I have made some conclusions at the end of my roject:
-
10 out of 11 models showed better accuracy, recall, precision and f1- score in the second approach. 9 out of 11 models showed lower number of false negatives in the second approach. This implies that processes like removal of stop words, lemmatization and inclusion of all attributes do significantly impact performance of a machine learning model of a fake news classifier.
-
I conclude that Passive Aggressive Classifier, Logistic Regression, Gradient Boosting Classifier, and SVM models show the best performance with respect to accuracy (98%,98%,97%,98%), recall (98%,98%,97%,98%), precision (98%,98%,97%,98%), f1-score (98%,98%,97%,98%) and false negative values. They exhibit relatively higher values of accuracy with relatively lower values of false negatives (49,44,56,43). Hence, these models are better choices for the sake of fake news classification.
-
KNN scores an accuracy of 66% along with 147 false negatives as per the first approach. Despite increase in its accuracy in the second approach to 85%, the number of false negative values is very high which is undesirable.

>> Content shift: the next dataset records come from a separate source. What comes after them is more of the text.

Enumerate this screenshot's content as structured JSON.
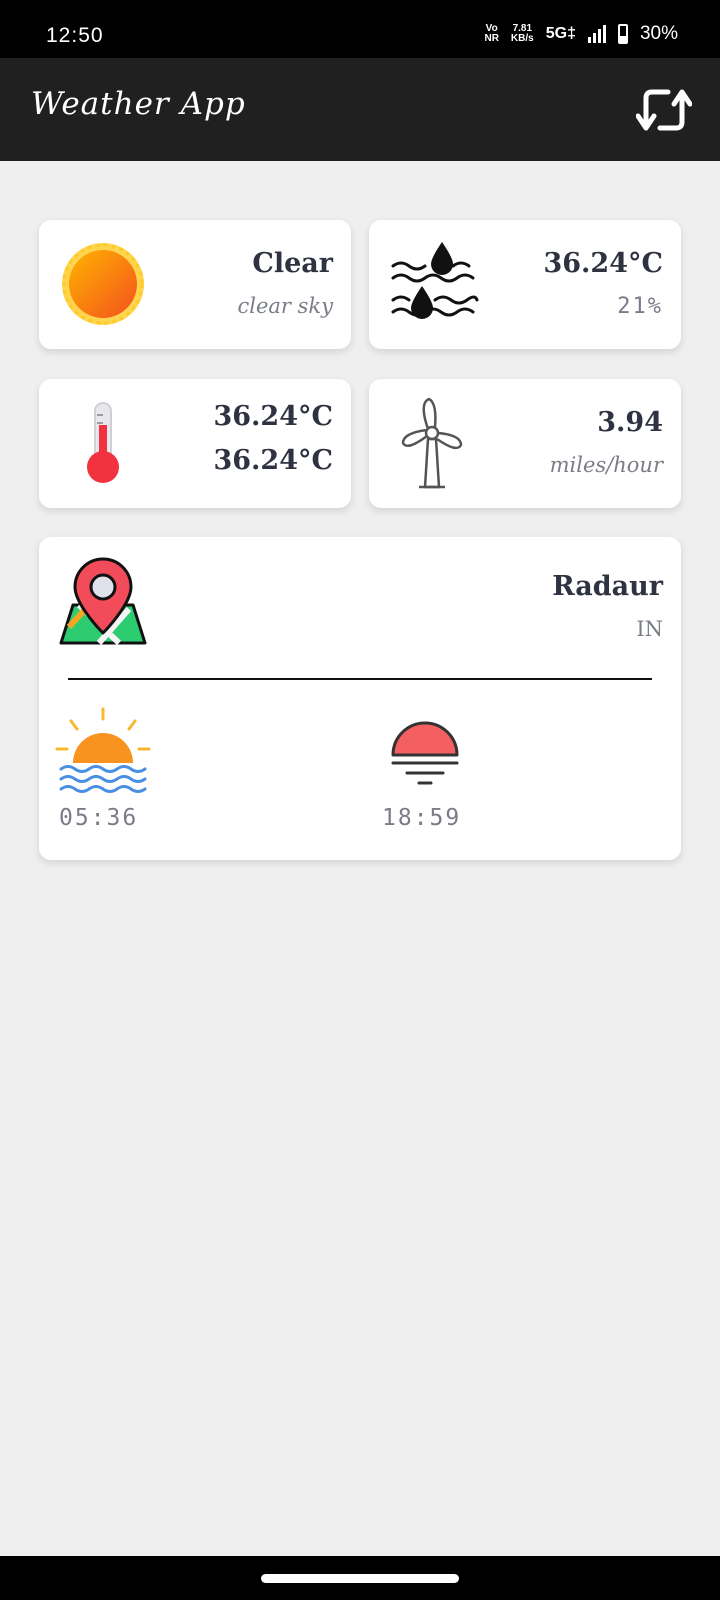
{
  "status_bar": {
    "time": "12:50",
    "volte_top": "Vo",
    "volte_bottom": "NR",
    "speed_value": "7.81",
    "speed_unit": "KB/s",
    "network": "5G‡",
    "battery": "30%"
  },
  "app_bar": {
    "title": "Weather App",
    "refresh_icon": "refresh-icon"
  },
  "weather": {
    "condition": "Clear",
    "description": "clear sky",
    "icon": "sun-icon"
  },
  "humidity": {
    "temperature": "36.24°C",
    "percent": "21%",
    "icon": "humidity-waves-icon"
  },
  "temperature": {
    "max": "36.24°C",
    "min": "36.24°C",
    "icon": "thermometer-icon"
  },
  "wind": {
    "speed": "3.94",
    "unit": "miles/hour",
    "icon": "wind-turbine-icon"
  },
  "location": {
    "city": "Radaur",
    "country": "IN",
    "icon": "map-pin-icon"
  },
  "sun": {
    "sunrise": "05:36",
    "sunset": "18:59",
    "sunrise_icon": "sunrise-icon",
    "sunset_icon": "sunset-icon"
  },
  "colors": {
    "app_bar": "#202020",
    "background": "#efefef",
    "card": "#ffffff",
    "primary_text": "#2f3240",
    "secondary_text": "#7a7d88"
  }
}
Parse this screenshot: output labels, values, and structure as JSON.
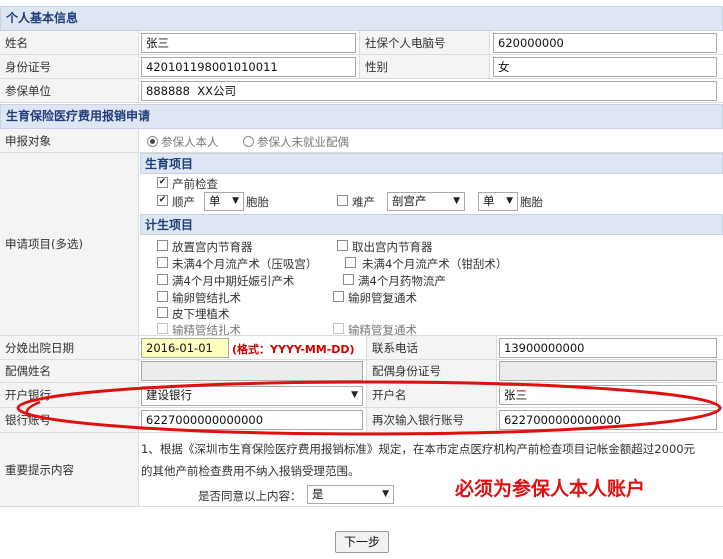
{
  "personal": {
    "header": "个人基本信息",
    "name_label": "姓名",
    "name_value": "张三",
    "pc_no_label": "社保个人电脑号",
    "pc_no_value": "620000000",
    "id_label": "身份证号",
    "id_value": "420101198001010011",
    "gender_label": "性别",
    "gender_value": "女",
    "employer_label": "参保单位",
    "employer_value": "888888  XX公司"
  },
  "application": {
    "header": "生育保险医疗费用报销申请",
    "target_label": "申报对象",
    "target_options": [
      "参保人本人",
      "参保人未就业配偶"
    ],
    "items_label": "申请项目(多选)",
    "birth_section": "生育项目",
    "prenatal": "产前检查",
    "natural": "顺产",
    "natural_count": "单",
    "fetus": "胞胎",
    "difficult": "难产",
    "difficult_type": "剖宫产",
    "difficult_count": "单",
    "fetus2": "胞胎",
    "family_section": "计生项目",
    "family_items": [
      "放置宫内节育器",
      "取出宫内节育器",
      "未满4个月流产术（压吸宫）",
      "未满4个月流产术（钳刮术）",
      "满4个月中期妊娠引产术",
      "满4个月药物流产",
      "输卵管结扎术",
      "输卵管复通术",
      "皮下埋植术",
      "输精管结扎术",
      "输精管复通术"
    ],
    "discharge_label": "分娩出院日期",
    "discharge_value": "2016-01-01",
    "discharge_hint": "(格式：YYYY-MM-DD)",
    "phone_label": "联系电话",
    "phone_value": "13900000000",
    "spouse_name_label": "配偶姓名",
    "spouse_id_label": "配偶身份证号",
    "bank_label": "开户银行",
    "bank_value": "建设银行",
    "account_name_label": "开户名",
    "account_name_value": "张三",
    "account_label": "银行账号",
    "account_value": "6227000000000000",
    "account_confirm_label": "再次输入银行账号",
    "account_confirm_value": "6227000000000000",
    "notice_label": "重要提示内容",
    "notice_line1": "1、根据《深圳市生育保险医疗费用报销标准》规定，在本市定点医疗机构产前检查项目记帐金额超过2000元",
    "notice_line2": "的其他产前检查费用不纳入报销受理范围。",
    "agree_label": "是否同意以上内容：",
    "agree_value": "是",
    "annotation": "必须为参保人本人账户"
  },
  "next_button": "下一步",
  "colors": {
    "header_bg": "#dfe6f3",
    "header_text": "#1f3d7a",
    "annotation": "#e01010",
    "hint": "#d00000"
  }
}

Hence KNN is not an apt model for fake news classification.
-
Multinomial Naive Bayes, with relatively lower accuracies of 83% and 83% in the first and second approach respectively, have significantly high false negative values of 856 and 853. Therefore Multinomial Naive Bayes is not an apt model for fake news classification.
- Clone this repository.
- Download train.csv and test.csv from kaggle (https://www.kaggle.com/c/fake-news/data).
- Create a folder called "fake-news" in the same directory as the ipynb files.
- Include train.csv and test.csv in the fake-news folder.
- Run the ipynb files using jupyter notebook.